If \(\Delta=\left|\begin{array}{lll}1 & a & a^2 \\ 1 & b & b^2 \\ 1 & c & c^2\end{array}\right|\) and \(\Delta_1=\left|\begin{array}{ccc}1 & 1 & 1 \\ b c & c a & a b \\ a & b & c\end{array}\right|\), then

Given,
\(\Delta=\left|\begin{array}{lll}1 & a & a^2 \\ 1 & b & b^2 \\ 1 & c & c^2\end{array}\right|\)
and
\(\Delta_1=\left|\begin{array}{ccc}1 & 1 & 1 \\ b c & c a & a b \\ a & b & c\end{array}\right|\)
\(\Delta=\left|\begin{array}{lll}1 & a & a^2 \\ 1 & b & b^2 \\ 1 & c & c^2\end{array}\right|\)

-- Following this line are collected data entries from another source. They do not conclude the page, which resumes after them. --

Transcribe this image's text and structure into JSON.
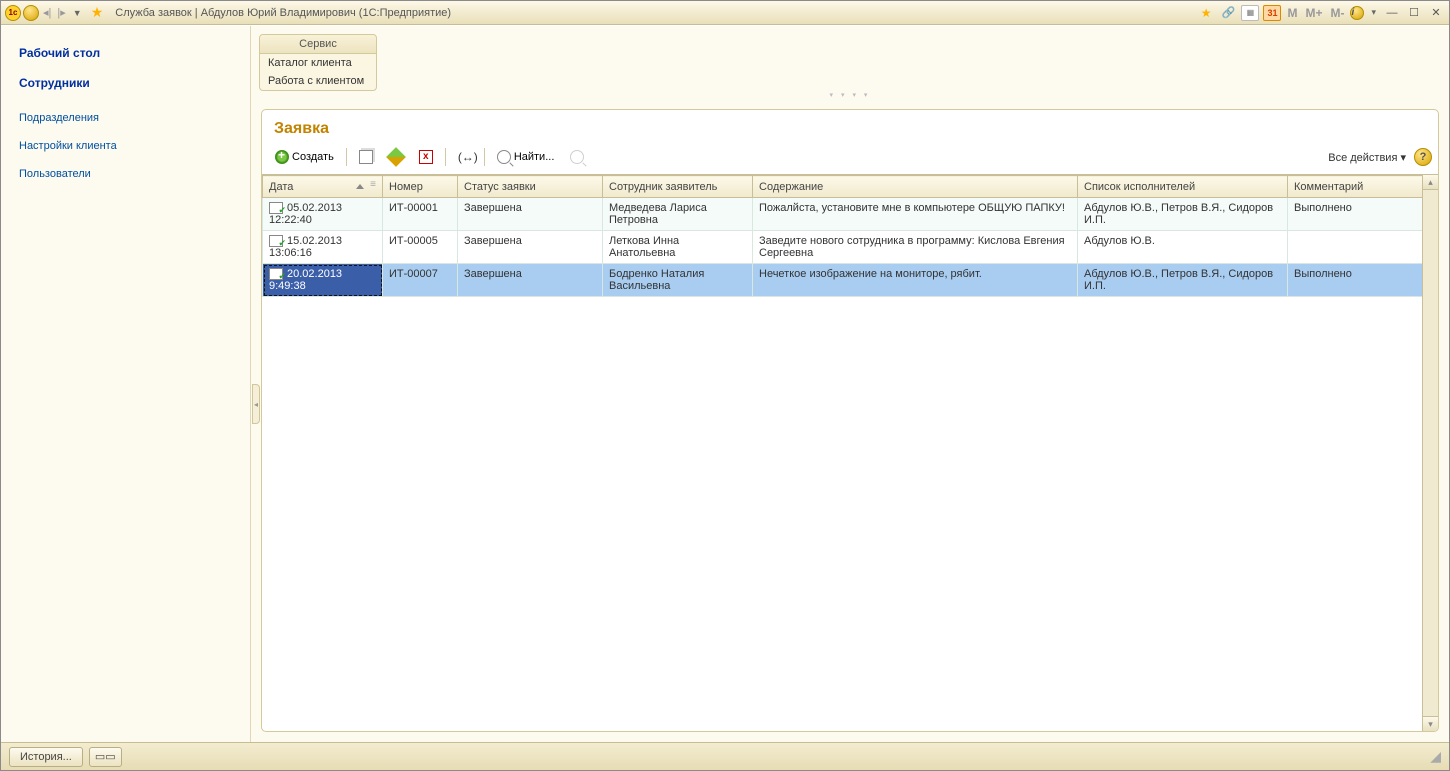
{
  "title": "Служба заявок | Абдулов Юрий Владимирович  (1С:Предприятие)",
  "top_icons": {
    "m": "M",
    "mplus": "M+",
    "mminus": "M-",
    "cal": "31"
  },
  "sidebar": {
    "items": [
      {
        "label": "Рабочий стол",
        "bold": true
      },
      {
        "label": "Сотрудники",
        "bold": true
      },
      {
        "label": "Подразделения",
        "bold": false
      },
      {
        "label": "Настройки клиента",
        "bold": false
      },
      {
        "label": "Пользователи",
        "bold": false
      }
    ]
  },
  "service": {
    "header": "Сервис",
    "items": [
      "Каталог клиента",
      "Работа с клиентом"
    ]
  },
  "page": {
    "heading": "Заявка",
    "create": "Создать",
    "find": "Найти...",
    "all_actions": "Все действия"
  },
  "columns": [
    "Дата",
    "Номер",
    "Статус заявки",
    "Сотрудник заявитель",
    "Содержание",
    "Список исполнителей",
    "Комментарий"
  ],
  "rows": [
    {
      "date": "05.02.2013 12:22:40",
      "num": "ИТ-00001",
      "status": "Завершена",
      "emp": "Медведева Лариса Петровна",
      "content": "Пожалйста, установите мне в компьютере ОБЩУЮ ПАПКУ!",
      "exec": "Абдулов Ю.В., Петров В.Я., Сидоров И.П.",
      "comment": "Выполнено"
    },
    {
      "date": "15.02.2013 13:06:16",
      "num": "ИТ-00005",
      "status": "Завершена",
      "emp": "Леткова Инна Анатольевна",
      "content": "Заведите нового сотрудника в программу: Кислова Евгения Сергеевна",
      "exec": "Абдулов Ю.В.",
      "comment": ""
    },
    {
      "date": "20.02.2013 9:49:38",
      "num": "ИТ-00007",
      "status": "Завершена",
      "emp": "Бодренко Наталия Васильевна",
      "content": "Нечеткое изображение на мониторе, рябит.",
      "exec": "Абдулов Ю.В., Петров В.Я., Сидоров И.П.",
      "comment": "Выполнено"
    }
  ],
  "footer": {
    "history": "История..."
  }
}
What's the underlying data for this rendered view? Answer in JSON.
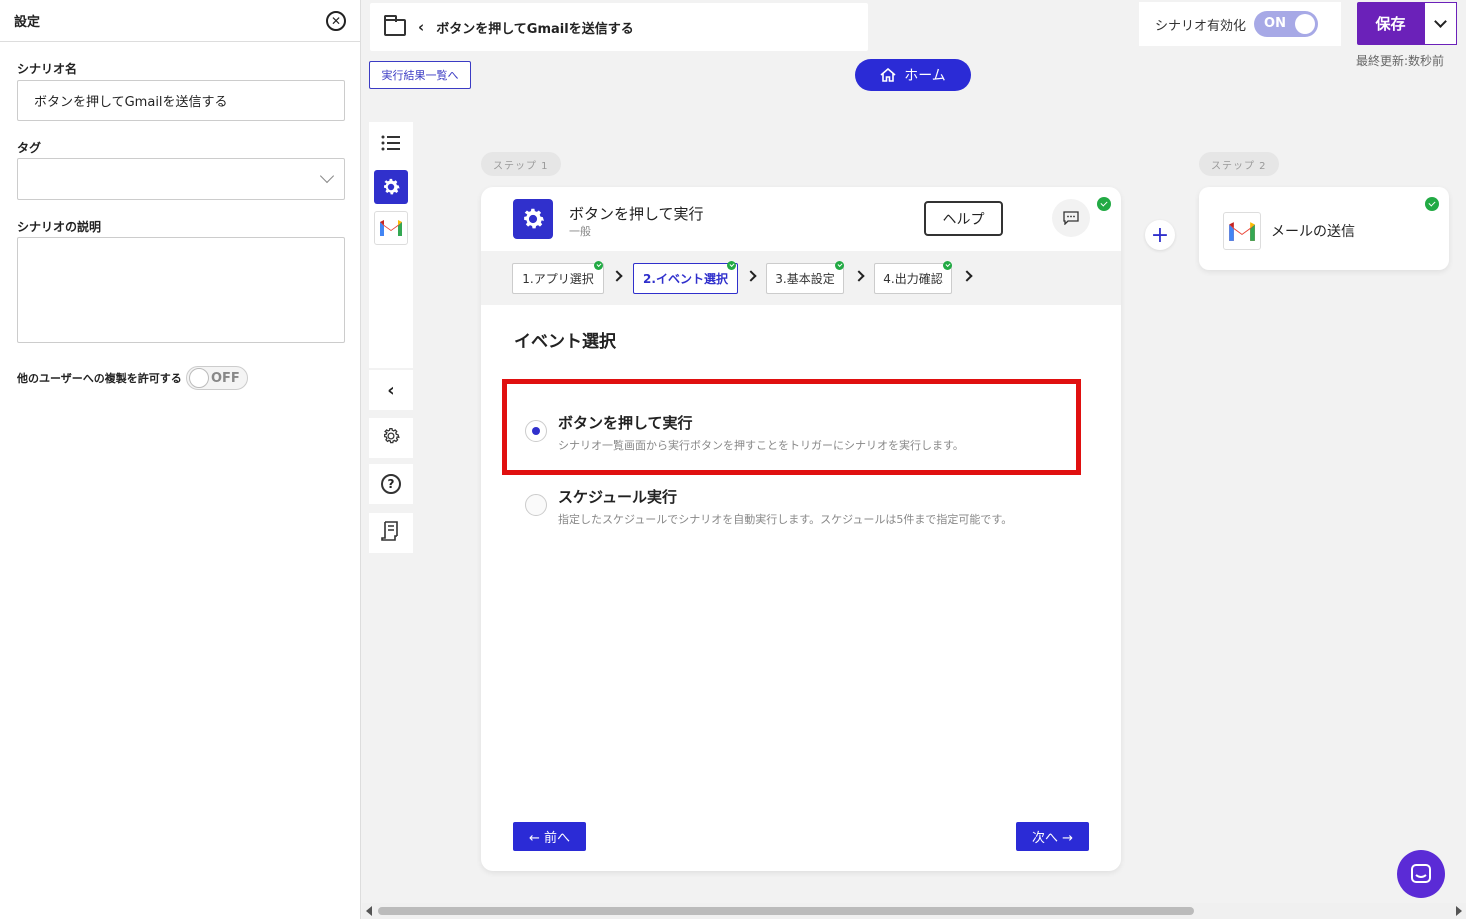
{
  "settings": {
    "title": "設定",
    "name_label": "シナリオ名",
    "name_value": "ボタンを押してGmailを送信する",
    "tag_label": "タグ",
    "desc_label": "シナリオの説明",
    "copy_label": "他のユーザーへの複製を許可する",
    "copy_toggle": "OFF"
  },
  "header": {
    "breadcrumb_title": "ボタンを押してGmailを送信する",
    "results_link": "実行結果一覧へ",
    "home_label": "ホーム",
    "enable_label": "シナリオ有効化",
    "enable_toggle": "ON",
    "save_label": "保存",
    "last_updated": "最終更新:数秒前"
  },
  "steps": {
    "step1_tag": "ステップ 1",
    "step2_tag": "ステップ 2",
    "step2_title": "メールの送信"
  },
  "card": {
    "title": "ボタンを押して実行",
    "subtitle": "一般",
    "help_label": "ヘルプ",
    "tabs": [
      {
        "label": "1.アプリ選択"
      },
      {
        "label": "2.イベント選択"
      },
      {
        "label": "3.基本設定"
      },
      {
        "label": "4.出力確認"
      }
    ],
    "section_title": "イベント選択",
    "options": [
      {
        "title": "ボタンを押して実行",
        "desc": "シナリオ一覧画面から実行ボタンを押すことをトリガーにシナリオを実行します。",
        "selected": true
      },
      {
        "title": "スケジュール実行",
        "desc": "指定したスケジュールでシナリオを自動実行します。スケジュールは5件まで指定可能です。",
        "selected": false
      }
    ],
    "prev_label": "← 前へ",
    "next_label": "次へ →"
  },
  "colors": {
    "accent": "#2b2bd6",
    "save": "#6b21b9",
    "highlight": "#e01010",
    "check": "#22aa44"
  }
}
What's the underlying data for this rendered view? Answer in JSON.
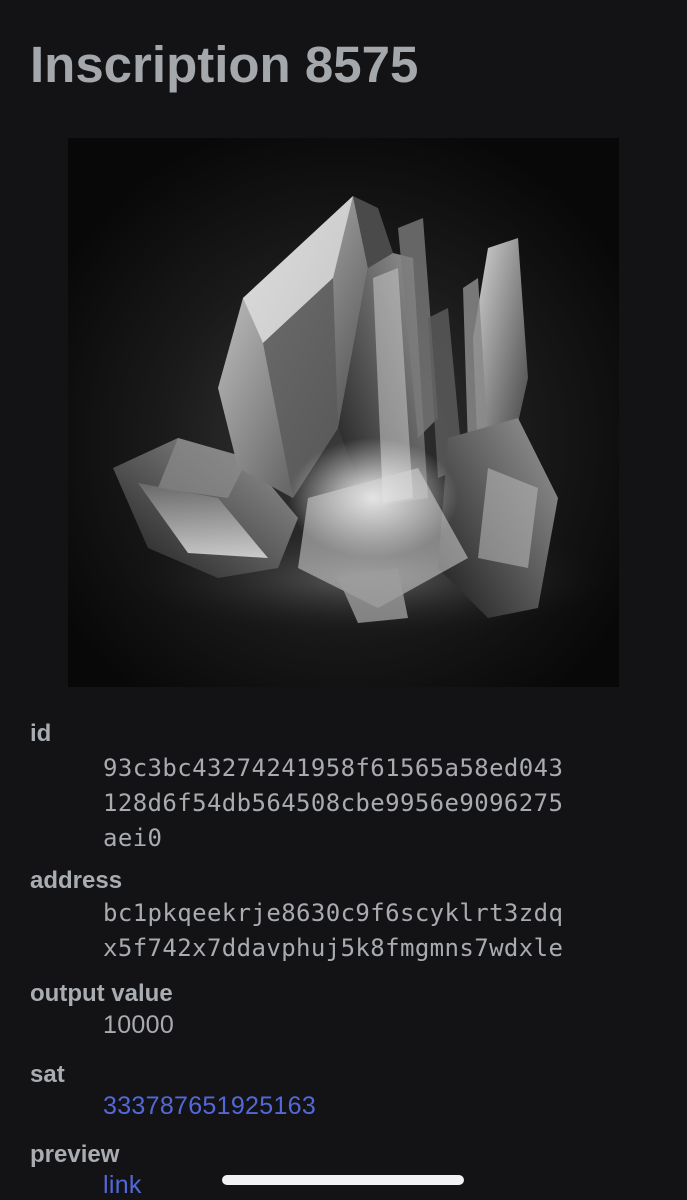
{
  "page": {
    "title": "Inscription 8575"
  },
  "artwork": {
    "subject": "crystal-cluster-image"
  },
  "details": {
    "id": {
      "label": "id",
      "lines": [
        "93c3bc43274241958f61565a58ed043",
        "128d6f54db564508cbe9956e9096275",
        "aei0"
      ]
    },
    "address": {
      "label": "address",
      "lines": [
        "bc1pkqeekrje8630c9f6scyklrt3zdq",
        "x5f742x7ddavphuj5k8fmgmns7wdxle"
      ]
    },
    "output_value": {
      "label": "output value",
      "value": "10000"
    },
    "sat": {
      "label": "sat",
      "value": "333787651925163"
    },
    "preview": {
      "label": "preview",
      "value": "link"
    }
  },
  "colors": {
    "background": "#131316",
    "text": "#a8abb0",
    "link": "#5368d8",
    "home_indicator": "#f2f2f4"
  }
}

\(\begin{aligned} R_1 \rightarrow R_1-R_2 \text { and } R_2 \rightarrow R_2-R_3 \\ \Delta=\left|\begin{array}{ccc}0 & a-b & a^2-b^2 \\ 0 & b-c & b^2-c^2 \\ 1 & c & c^2\end{array}\right| \\ \Delta=(a-b)(b-c)\left|\begin{array}{ccc}0 & 1 & a+b \\ 0 & 1 & b+c \\ 1 & c & c^2\end{array}\right| \\ \Delta=(a-b)(b-c)(c-a)\end{aligned}\)
\(\begin{aligned} & \text { Now, } \Delta_1=\left|\begin{array}{ccc}1 & 1 & 1 \\ b c & c a & a b \\ a & b & c\end{array}\right| \\ & C_1 \rightarrow C_1-C_2, C_2 \rightarrow C_2-C_3\end{aligned}\)
\(\Delta_1=\left|\begin{array}{ccc}0 & 0 & 1 \\ c(b-a) & a(c-b) & a b \\ a-b & b-c & c\end{array}\right|\)
\(\Delta_1=(a-b)\left(b^2-c\right)\left|\begin{array}{ccc}0 & 0 & 1 \\ -c & -a & a b \\ 1 & 1 & c\end{array}\right|\)
\(\begin{aligned} & \Delta_1=(a-b)(b-c)(a-c) \\ & \Delta_1=-(a-b)(b-c)(c-a)\end{aligned}\)
From Eqs. (i) and (ii), we get
\(\Delta=-\Delta_1\)